A decision is expected any day now from the U.S. Supreme Court in June Medical Services v. Russo.
The case involves a challenge to the constitutionality of a Louisiana law, Act 620, that was passed in 2014. I testified in favor of it before the Louisiana legislature, and later, as an expert witness, took the stand to defend it when it was challenged in federal court.
The bill sailed through the state legislature’s health committee unopposed and was easily voted into law with virtually no opposition.
Since it was such a truly modest proposal, one to merely hold doctors performing abortions to the same standards as other doctors, I was shocked that it eventually became such a contested law.
This women’s health bill was led by a woman. It was written by a woman. It even had overwhelming bipartisan support.
It made perfect sense to me as a doctor. After all, every other doctor serving at outpatient surgical centers is required to have hospital-admitting privileges. Why should doctors at abortion centers be held to a lesser standard?
Why should women seeking these procedures be denied the same standard of care all other patients receive?
Yet, a lot has been said about the law from both sides of the abortion debate. Abortion advocacy groups claim it is just a move to close abortion clinics. Pro-life groups claim it is about patient health and safety.
As a woman’s health physician (obstetrician and gynecologist, or OB/GYN) with more than 20 years of experience in the medical field, I have an opinion that is based both on extensive study of the issues involved and on my own firsthand experiences with female patients.
Over the years, I’ve worked at several different hospital emergency rooms in various U.S. states. I’ve taken care of patients who presented with complications from induced surgical abortions.
In my assessment of patients, precious time was lost while attempting to contact the abortion provider or at least to obtain medical records that would have helped me to better care for this patient who presented to the emergency room.
Such patients would come in “off the street,” which is to say they were not being transferred from another facility or from another doctor.
They were first evaluated by the triage nurses, then an ER doctor, and then I would be called, since the doctor who performed the abortion did not have admitting privileges.
With these patients, I was often disappointed to learn that there was no way to contact the doctor or to obtain pertinent medical records that would have provided critical information about what procedures had occurred or what medications were given.
Further compounding the problem, these women often seemed hesitant to share many details even as they understood them.
Knowledge of preceding medical or surgical interventions is essential for establishing a diagnosis as to the nature of the complication and how to treat it.

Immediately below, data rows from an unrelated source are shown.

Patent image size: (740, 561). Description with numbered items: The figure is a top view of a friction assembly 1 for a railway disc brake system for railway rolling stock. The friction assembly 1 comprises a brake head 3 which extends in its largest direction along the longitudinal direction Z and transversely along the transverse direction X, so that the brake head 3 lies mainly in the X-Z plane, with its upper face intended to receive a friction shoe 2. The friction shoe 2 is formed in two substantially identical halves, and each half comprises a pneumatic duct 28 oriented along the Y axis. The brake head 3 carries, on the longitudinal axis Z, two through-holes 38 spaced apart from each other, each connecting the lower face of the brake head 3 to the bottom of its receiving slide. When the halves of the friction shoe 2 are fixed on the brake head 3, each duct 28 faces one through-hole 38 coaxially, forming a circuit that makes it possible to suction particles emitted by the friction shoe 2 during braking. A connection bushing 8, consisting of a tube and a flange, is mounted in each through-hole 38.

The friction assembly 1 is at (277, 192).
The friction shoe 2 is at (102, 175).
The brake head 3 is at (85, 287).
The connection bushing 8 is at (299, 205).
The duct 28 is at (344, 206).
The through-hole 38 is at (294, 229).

I have no doubt that more lives could be saved and many lifelong health complications avoided if such patients could have continuity of care from the doctor who originally performed the surgery.
Needless to say, this kind of routine patient abandonment is not tolerated in any other medical specialty. Why only within the specialty purportedly dedicated to women’s health?

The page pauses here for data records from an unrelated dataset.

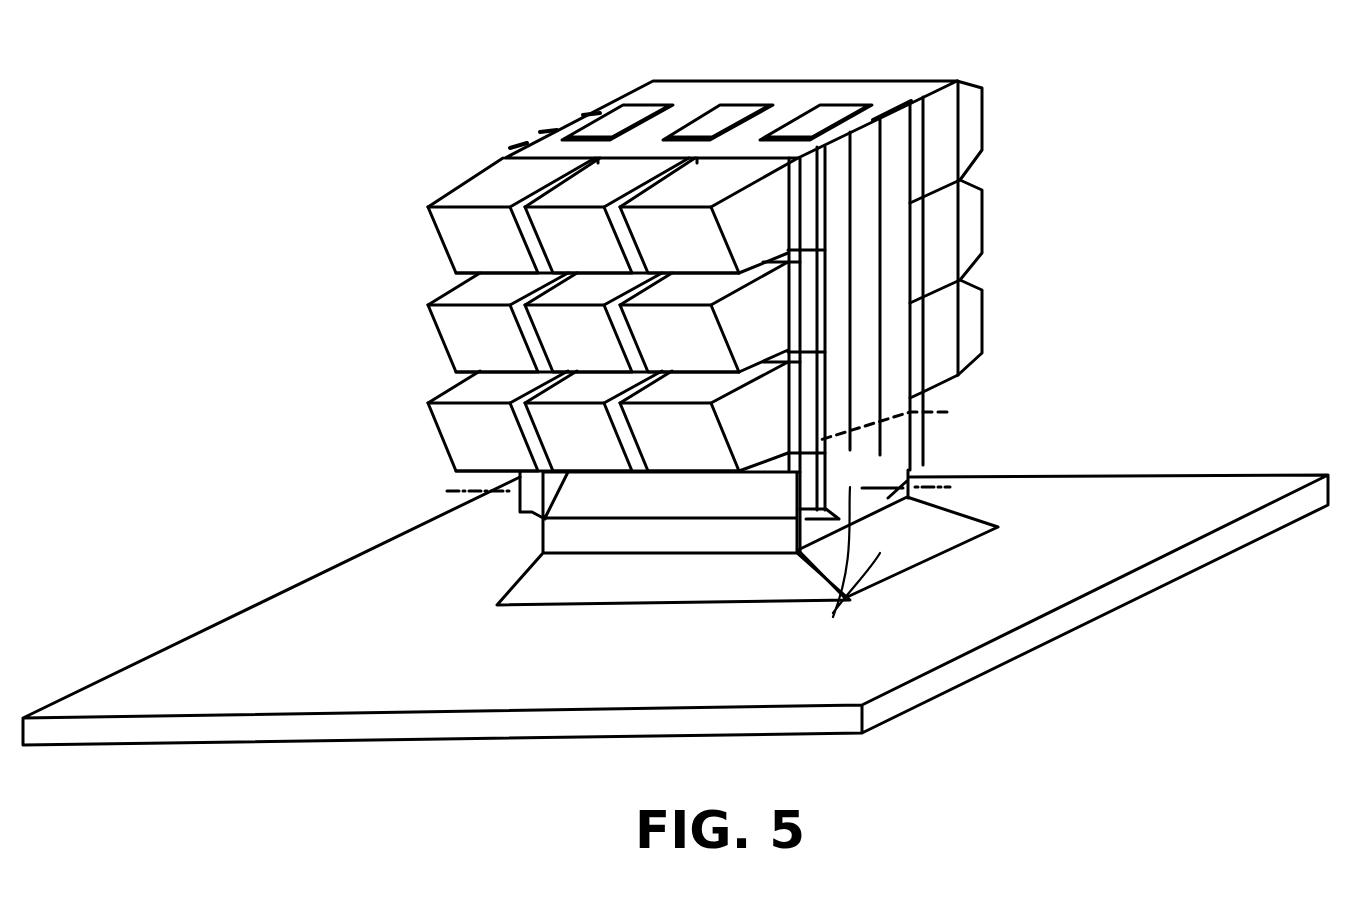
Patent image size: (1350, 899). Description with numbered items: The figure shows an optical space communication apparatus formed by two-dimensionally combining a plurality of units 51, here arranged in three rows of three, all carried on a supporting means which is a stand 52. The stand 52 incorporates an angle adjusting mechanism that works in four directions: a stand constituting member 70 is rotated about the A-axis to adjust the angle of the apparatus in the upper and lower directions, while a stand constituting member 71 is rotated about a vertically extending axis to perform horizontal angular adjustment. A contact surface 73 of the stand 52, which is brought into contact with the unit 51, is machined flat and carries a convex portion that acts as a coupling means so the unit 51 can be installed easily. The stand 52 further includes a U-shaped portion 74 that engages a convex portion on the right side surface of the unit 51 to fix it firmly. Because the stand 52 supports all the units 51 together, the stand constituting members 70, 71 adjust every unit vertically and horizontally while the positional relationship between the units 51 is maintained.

The unit 51 is at (819, 277).
The stand 52 is at (1128, 493).
The stand constituting member 70 is at (890, 453).
The stand constituting member 71 is at (970, 527).
The contact surface 73 is at (957, 398).
The U-shaped portion 74 is at (837, 191).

Fortunately, complications with outpatient surgical centers are relatively rare. However, they do occur, and when they do, the physicians who performed the initial surgery are best prepared to handle their complications in a timely fashion.

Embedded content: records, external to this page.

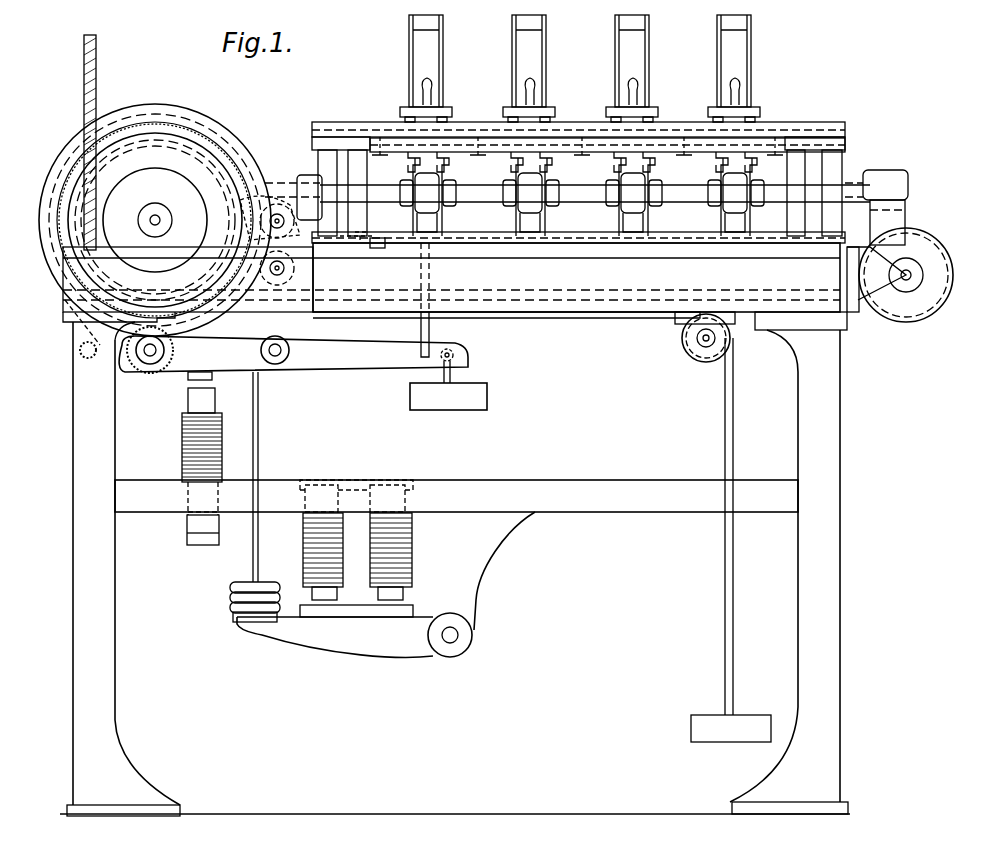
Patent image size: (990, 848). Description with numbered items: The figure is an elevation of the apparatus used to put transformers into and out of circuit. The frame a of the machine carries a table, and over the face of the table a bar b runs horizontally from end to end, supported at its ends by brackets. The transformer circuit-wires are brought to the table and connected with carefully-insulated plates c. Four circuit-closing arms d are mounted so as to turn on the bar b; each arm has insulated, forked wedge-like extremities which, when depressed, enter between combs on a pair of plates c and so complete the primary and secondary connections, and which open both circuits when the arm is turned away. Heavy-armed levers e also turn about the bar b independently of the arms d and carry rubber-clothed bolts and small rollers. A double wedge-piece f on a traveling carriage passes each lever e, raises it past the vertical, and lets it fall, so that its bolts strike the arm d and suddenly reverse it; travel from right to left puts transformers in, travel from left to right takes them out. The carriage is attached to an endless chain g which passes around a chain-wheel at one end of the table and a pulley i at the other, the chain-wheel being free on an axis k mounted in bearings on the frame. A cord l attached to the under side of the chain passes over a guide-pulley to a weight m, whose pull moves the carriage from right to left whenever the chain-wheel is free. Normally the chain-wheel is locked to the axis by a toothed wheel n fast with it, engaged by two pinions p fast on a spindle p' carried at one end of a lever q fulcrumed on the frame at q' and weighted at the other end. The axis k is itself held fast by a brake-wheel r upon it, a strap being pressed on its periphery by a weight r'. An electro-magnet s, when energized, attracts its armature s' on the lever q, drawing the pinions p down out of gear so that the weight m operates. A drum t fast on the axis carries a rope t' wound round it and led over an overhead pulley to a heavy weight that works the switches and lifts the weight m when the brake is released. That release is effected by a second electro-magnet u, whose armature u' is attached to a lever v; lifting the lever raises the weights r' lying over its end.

The frame a is at (455, 469).
The bar b is at (595, 184).
The insulated plates c is at (748, 150).
The circuit-closing arms d is at (582, 202).
The heavy-armed levers e is at (580, 68).
The double wedge-piece f is at (362, 228).
The endless chain g is at (874, 269).
The pulley i is at (910, 275).
The axis k is at (160, 220).
The cord l is at (711, 514).
The weight m is at (731, 717).
The toothed wheel n is at (202, 253).
The pinions p is at (150, 357).
The spindle p' is at (107, 345).
The lever q is at (293, 307).
The fulcrum q' is at (276, 368).
The brake-wheel r is at (155, 217).
The weight r' is at (257, 497).
The electro-magnet s is at (193, 466).
The armature s' is at (215, 381).
The drum t is at (155, 220).
The rope t' is at (101, 142).
The electro-magnet u is at (356, 540).
The armature u' is at (356, 605).
The lever v is at (354, 635).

Such required follow-up care often requires an emergency procedure and hospitalization. They alone have the intimate knowledge of the patient’s unique medical history, and what particular complications may have occurred.
When time is of the essence, those factors can be lifesaving. For that reason, transfer of care to another physician should only occur when the needs of the patient exceed the capabilities of the original doctor, or in those rare instances when the original doctor is entirely unavailable.
Even in those situations, a coordinated “handoff” of care—preferably via direct verbal communication between the two physicians about the patient’s situation—should always occur.
Whether you are pro-choice or pro-life, this case—June Medical Services v. Russo—should be of interest to you. Whether you are pro-life or pro-choice, Act 620 just makes sense.
My professional duty and allegiance are to my patients. I always seek what’s best for them. Patients’ safety is best served if their doctors provide continuity of care throughout the entirety of the procedure and during all needed follow-up care.
I hope the Supreme Court upholds this commonsense law on admitting privileges and thereby closes this loophole that exposes women to substandard care and patient abandonment.